Me recuperé, recuperé la compostura, terminé
mi mosto de un trago y me encendí un cigarrillo, era un hombre nuevo, más nuevo
que recién salido del seminario, me sentía ligero, capaz de convencer a
cualquiera de cualquier cosa, poderoso, grácil y divino. Miré fijamente a
Justino, que seguía bebiendo coñac.
—¿Quieres que salve tu alma?
—Puede usted intentarlo.
Le hablé del sexto mandamiento, del no
matarás, del a quien hierro mata a hierro muere. Le recordé la misión del
hombre en la tierra, de la bondad de dios y… debí hacerlo con poca credibilidad
pues alzó su arma comenzó a disparar, sin ton ni son, paró sacó otro cargador,
y siguió con la mascletá y de
mientras yo acurrucado a los pies de la barra empapándome el culo, los pies y
las manos de sangre.
—Ahora padre, ahora sí, ahora tiene trabajo,
ahora tiene un alma realmente jodida.
Cuando abrí los ojos pude ver todos los
cuerpos amontonados los unos sobre los otros, todos los cuerpos cubiertos de
sangre, agujereados y maltratados.
—¿Pero que has hecho?
—Eran todos pecadores, padre, como yo.
—¿También has matado a la chica?
—¿Qué chica?
—La de…
—Claro padre…
Golpeé al hombre con el vaso de mosto de mosto
y el disparó, pero la bala ni me rozó, caí sobre él como la ira de nuestro
señor, como una tormenta de arena, como una de las siete plagas y logré
desarmarlo y hacerme con la pistola.
—¡No padre no! —dijo sin mirarme— No me mate
padre.
—Policía, suelte el arma.
No les diré eso de ¿Se lo pueden creer?

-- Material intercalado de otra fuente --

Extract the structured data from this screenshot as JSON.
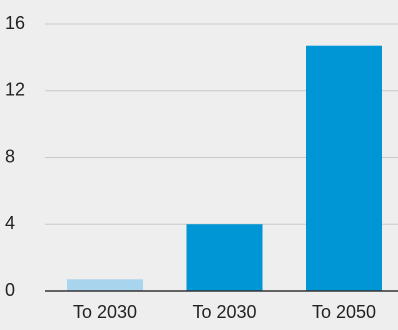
{
  "chart_data": {
    "type": "bar",
    "categories": [
      "To 2030",
      "To 2030",
      "To 2050"
    ],
    "values": [
      0.7,
      4.0,
      14.7
    ],
    "bar_colors": [
      "#a9d4ee",
      "#0096d6",
      "#0096d6"
    ],
    "ylim": [
      0,
      16
    ],
    "yticks": [
      "0",
      "4",
      "8",
      "12",
      "16"
    ],
    "ytick_values": [
      0,
      4,
      8,
      12,
      16
    ],
    "grid": true,
    "title": "",
    "xlabel": "",
    "ylabel": "",
    "background": "#eeeeee"
  }
}
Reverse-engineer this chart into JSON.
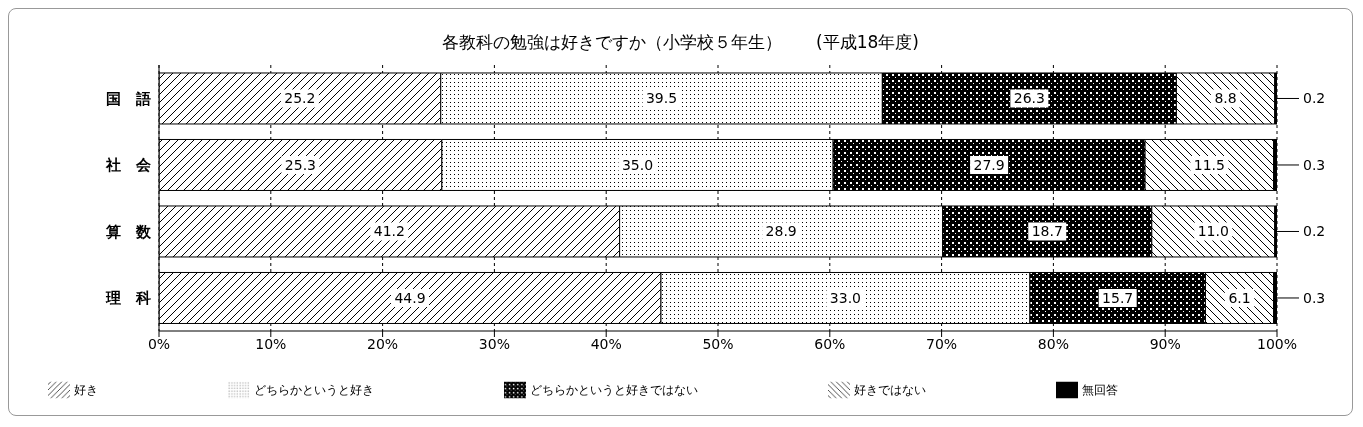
{
  "chart_data": {
    "type": "bar",
    "orientation": "horizontal",
    "stacked": true,
    "title": "各教科の勉強は好きですか（小学校５年生）　　(平成18年度)",
    "categories": [
      "国　語",
      "社　会",
      "算　数",
      "理　科"
    ],
    "series": [
      {
        "name": "好き",
        "color": "#000000",
        "values": [
          25.2,
          25.3,
          41.2,
          44.9
        ],
        "value_labels": [
          "25.2",
          "25.3",
          "41.2",
          "44.9"
        ]
      },
      {
        "name": "どちらかというと好き",
        "color": "#000000",
        "values": [
          39.5,
          35.0,
          28.9,
          33.0
        ],
        "value_labels": [
          "39.5",
          "35.0",
          "28.9",
          "33.0"
        ]
      },
      {
        "name": "どちらかというと好きではない",
        "color": "#000000",
        "values": [
          26.3,
          27.9,
          18.7,
          15.7
        ],
        "value_labels": [
          "26.3",
          "27.9",
          "18.7",
          "15.7"
        ]
      },
      {
        "name": "好きではない",
        "color": "#000000",
        "values": [
          8.8,
          11.5,
          11.0,
          6.1
        ],
        "value_labels": [
          "8.8",
          "11.5",
          "11.0",
          "6.1"
        ]
      },
      {
        "name": "無回答",
        "color": "#000000",
        "values": [
          0.2,
          0.3,
          0.2,
          0.3
        ],
        "value_labels": [
          "0.2",
          "0.3",
          "0.2",
          "0.3"
        ]
      }
    ],
    "xlim": [
      0,
      100
    ],
    "xticks": [
      {
        "value": 0,
        "label": "0%"
      },
      {
        "value": 10,
        "label": "10%"
      },
      {
        "value": 20,
        "label": "20%"
      },
      {
        "value": 30,
        "label": "30%"
      },
      {
        "value": 40,
        "label": "40%"
      },
      {
        "value": 50,
        "label": "50%"
      },
      {
        "value": 60,
        "label": "60%"
      },
      {
        "value": 70,
        "label": "70%"
      },
      {
        "value": 80,
        "label": "80%"
      },
      {
        "value": 90,
        "label": "90%"
      },
      {
        "value": 100,
        "label": "100%"
      }
    ],
    "grid": "x",
    "legend": "bottom"
  }
}
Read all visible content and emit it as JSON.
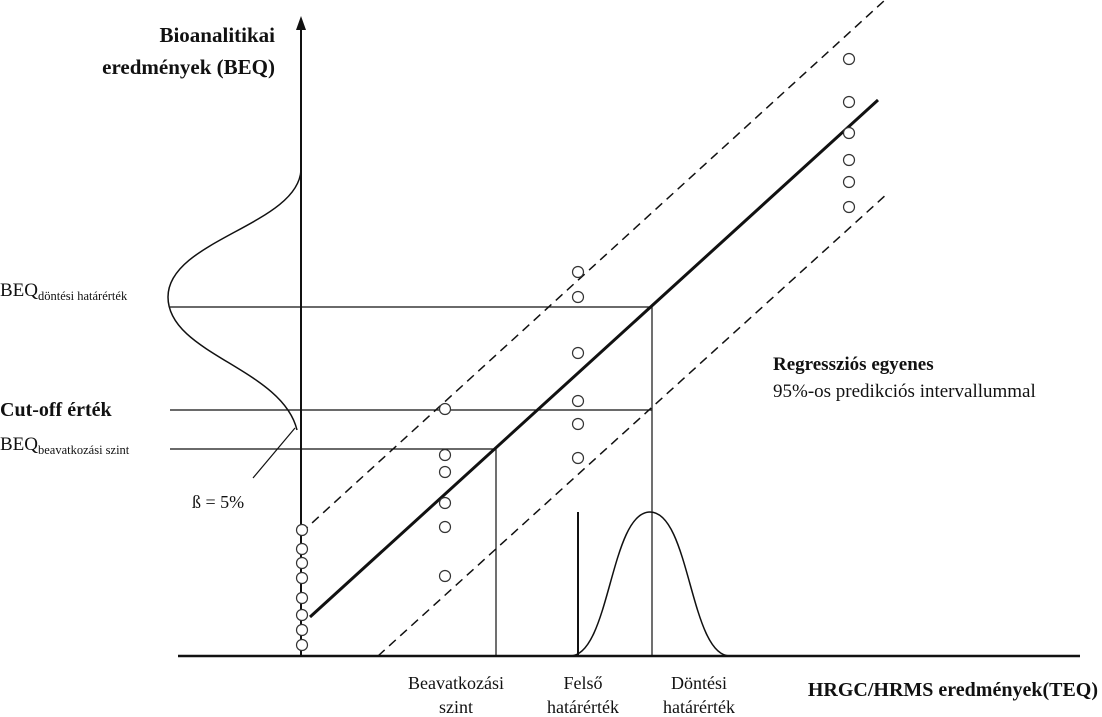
{
  "y_axis_title": [
    "Bioanalitikai",
    "eredmények (BEQ)"
  ],
  "x_axis_title": "HRGC/HRMS eredmények(TEQ)",
  "y_marks": {
    "beq_decision_main": "BEQ",
    "beq_decision_sub": "döntési határérték",
    "cutoff": "Cut-off érték",
    "beq_action_main": "BEQ",
    "beq_action_sub": "beavatkozási szint"
  },
  "beta_label": "ß = 5%",
  "x_marks": {
    "action_level": [
      "Beavatkozási",
      "szint"
    ],
    "upper_limit": [
      "Felső",
      "határérték"
    ],
    "decision_limit": [
      "Döntési",
      "határérték"
    ]
  },
  "regression_legend": {
    "title": "Regressziós egyenes",
    "subtitle": "95%-os predikciós intervallummal"
  },
  "colors": {
    "ink": "#111111",
    "marker": "#333333"
  }
}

Porqué me trae sin cuidado si lo creen o no,
el juez lo creyó y es lo único que importa, mis huellas en el arma, empapado de
sangre, ningún testigo salvo Justino y mi ADN en la boca de la puta.
Mi compañero de celda es un sarraceno pagano,
hemos llegado a un pacto, el no reza y yo tampoco, por lo menos en presencia
del otro. Justino ha vuelto con su mujer y sus hijos lo han perdonado, en
cuando al club Brigitte parece ser
que los terrenos pertenecían a las monjas y han hecho un parador de carretera
donde venden estampitas de santos y cristos de yeso. Amén.